Search code examples
haskellmonadsdo-notation

understanding do notation and bindings


I am very new to haskell and I am trying to understand the methodology used to create Monadic parser in this document https://www.cs.nott.ac.uk/~gmh/pearl.pdf

Instead of following it exactly, I am trying to do it a little bit differently in order to understand it correctly, therefore, I ended up with this code

newtype Parser a = Parser (String -> Maybe (a, String))

item :: Parser Char
item = Parser (\cs -> case cs of
            "" -> Nothing
            (c:cs) -> Just (c, cs))

getParser (Parser x) = x

instance Monad Parser where
    return x = Parser (\cs -> Just (x,cs))
    (Parser p) >>= f  = Parser (\cs -> let result = p cs in
                  case result of
                    Nothing -> Nothing
                    Just (c,cs') -> getParser (f c) cs')

takeThreeDropSecond :: Parser (Char, Char)
takeThreeDropSecond = do
    c1 <- item
    item
    c2 <- item
    return (c1, c2)

This seems to be working, but I am having hard time following what is going on in do notation.

For example; in c1 <- item, what is assigned to c1? Is it the function that is contained in Parser type, or result of that computation, or what else? Moreover, second line in do notation is just item, so does it just run item but doesn't assign the result? And finally, what does return (c1,c2) produce? Is it Parser (String -> Maybe ((c1, c2)), String) or just Just (c1, c2)?


Solution

  • The Parser type wraps up a function that can 1) represent failure using Maybe and 2) returns the remaining text that was not parsed through (a, String) along with 3) some value a that was parsed, which can be anything.

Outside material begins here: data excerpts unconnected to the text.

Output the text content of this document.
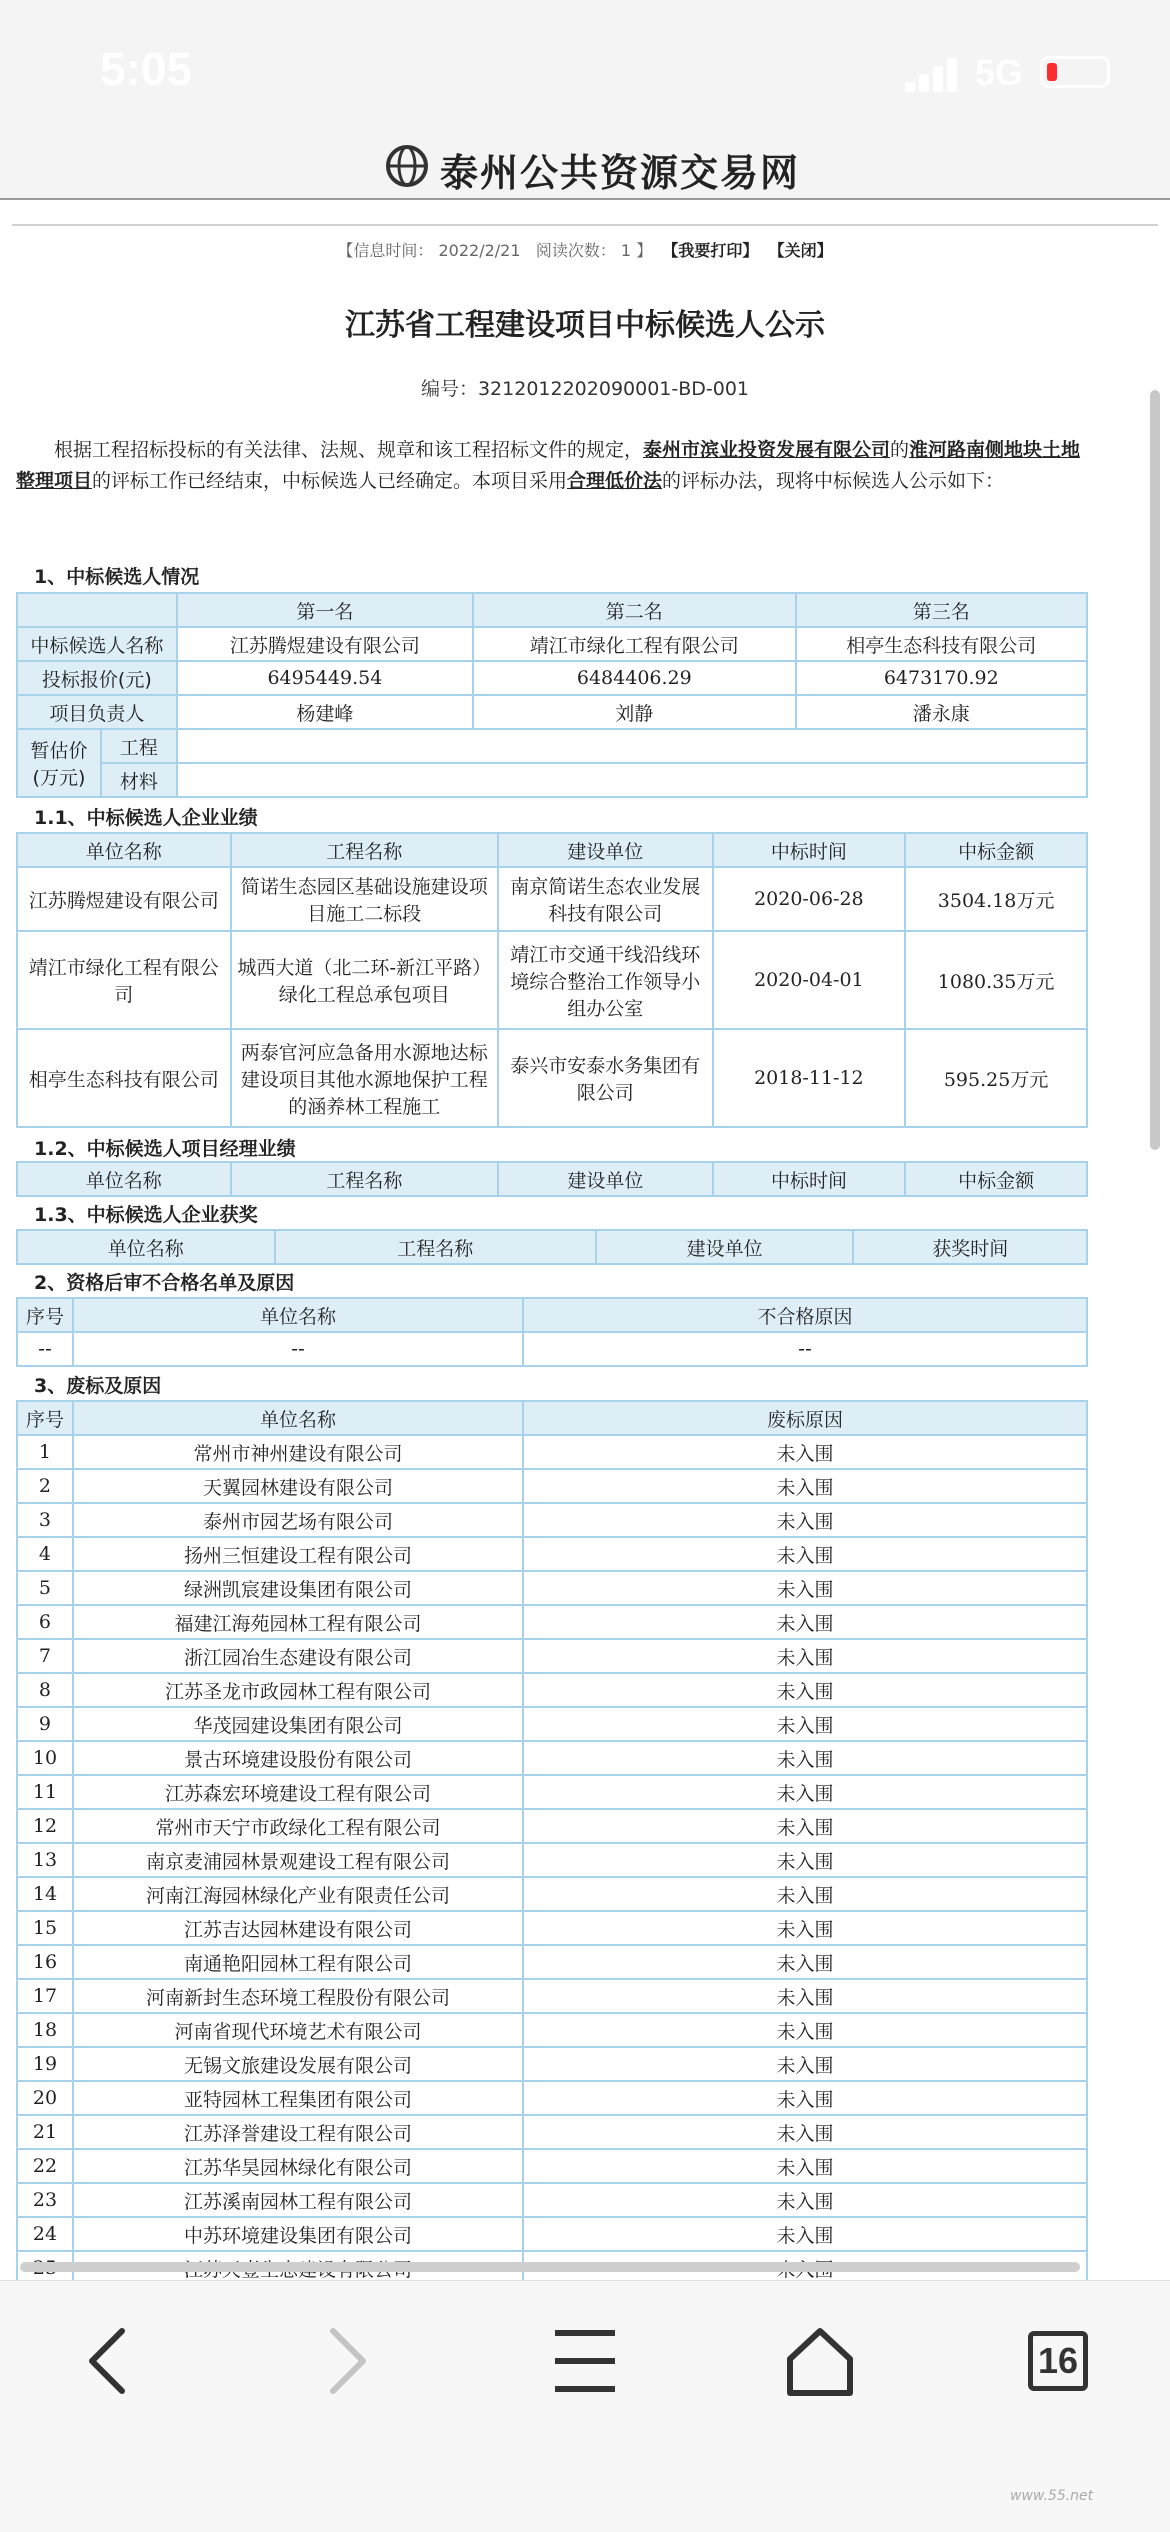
5:05	5G
泰州公共资源交易网
【信息时间： 2022/2/21 阅读次数： 1 】 【我要打印】 【关闭】
江苏省工程建设项目中标候选人公示
编号：3212012202090001-BD-001
根据工程招标投标的有关法律、法规、规章和该工程招标文件的规定，泰州市滨业投资发展有限公司的淮河路南侧地块土地整理项目的评标工作已经结束，中标候选人已经确定。本项目采用合理低价法的评标办法，现将中标候选人公示如下：
1、中标候选人情况
	第一名	第二名	第三名
中标候选人名称	江苏腾煜建设有限公司	靖江市绿化工程有限公司	相亭生态科技有限公司
投标报价(元)	6495449.54	6484406.29	6473170.92
项目负责人	杨建峰	刘静	潘永康
暂估价
(万元)	工程	
	材料	
1.1、中标候选人企业业绩
单位名称	工程名称	建设单位	中标时间	中标金额
江苏腾煜建设有限公司	简诺生态园区基础设施建设项目施工二标段	南京简诺生态农业发展科技有限公司	2020-06-28	3504.18万元
靖江市绿化工程有限公司	城西大道（北二环-新江平路）绿化工程总承包项目	靖江市交通干线沿线环境综合整治工作领导小组办公室	2020-04-01	1080.35万元
相亭生态科技有限公司	两泰官河应急备用水源地达标建设项目其他水源地保护工程的涵养林工程施工	泰兴市安泰水务集团有限公司	2018-11-12	595.25万元
1.2、中标候选人项目经理业绩
单位名称	工程名称	建设单位	中标时间	中标金额
1.3、中标候选人企业获奖
单位名称	工程名称	建设单位	获奖时间
2、资格后审不合格名单及原因
序号	单位名称	不合格原因
--	--	--
3、废标及原因
序号	单位名称	废标原因
1	常州市神州建设有限公司	未入围
2	天翼园林建设有限公司	未入围
3	泰州市园艺场有限公司	未入围
4	扬州三恒建设工程有限公司	未入围
5	绿洲凯宸建设集团有限公司	未入围
6	福建江海苑园林工程有限公司	未入围
7	浙江园冶生态建设有限公司	未入围
8	江苏圣龙市政园林工程有限公司	未入围
9	华茂园建设集团有限公司	未入围
10	景古环境建设股份有限公司	未入围
11	江苏森宏环境建设工程有限公司	未入围
12	常州市天宁市政绿化工程有限公司	未入围
13	南京麦浦园林景观建设工程有限公司	未入围
14	河南江海园林绿化产业有限责任公司	未入围
15	江苏吉达园林建设有限公司	未入围
16	南通艳阳园林工程有限公司	未入围
17	河南新封生态环境工程股份有限公司	未入围
18	河南省现代环境艺术有限公司	未入围
19	无锡文旅建设发展有限公司	未入围
20	亚特园林工程集团有限公司	未入围
21	江苏泽誉建设工程有限公司	未入围
22	江苏华昊园林绿化有限公司	未入围
23	江苏溪南园林工程有限公司	未入围
24	中苏环境建设集团有限公司	未入围

16
www.55.net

The monad instance is the plumbing to tie them together. The return implementation creates a Parser around a function that 1) succeeds with Just something, 2) does not modify its input text, and 3) directly passes the value given to it. The >>= implementation takes a parser and a function, then returns a new parser created by first running the p, then based on whether that result passed or failed running f.

    In takeThreeDropSecond, first c1 <- item says "parse the given using item, assign its result to c1, and feed the rest of the input forward". This does not assign the function inside the item parser to c1, it assigns the result of running the function inside item against the current input. Then you reach item, which parses a value using item, doesn't assign it to anything, and feeds the rest of the input forward. Next you reach c2 <- item, which does basically the same thing as the first line, and finally return (c1, c2), which would expand to Parser (\cs -> Just ((c1, c2), cs)). This means that return (c1, c2) has the type Parser (Char, Char). With type annotations it would be

    takeThreeDropSecond :: Parser (Char, Char)
    takeThreeDropSecond = do
        (c1 :: Char) <- (item :: Parser Char)
        (item :: Parser Char)
        (c2 :: Char) <- (item :: Parser Char)
        (return (c1, c2) :: Parser (Char, Char))
    

    Note that the last line of any monadic do block must have the same type as the function it is a member of. Since return (c1, c2) has type Parser (Char, Char), so must takeThreeDropSecond, and vice-versa.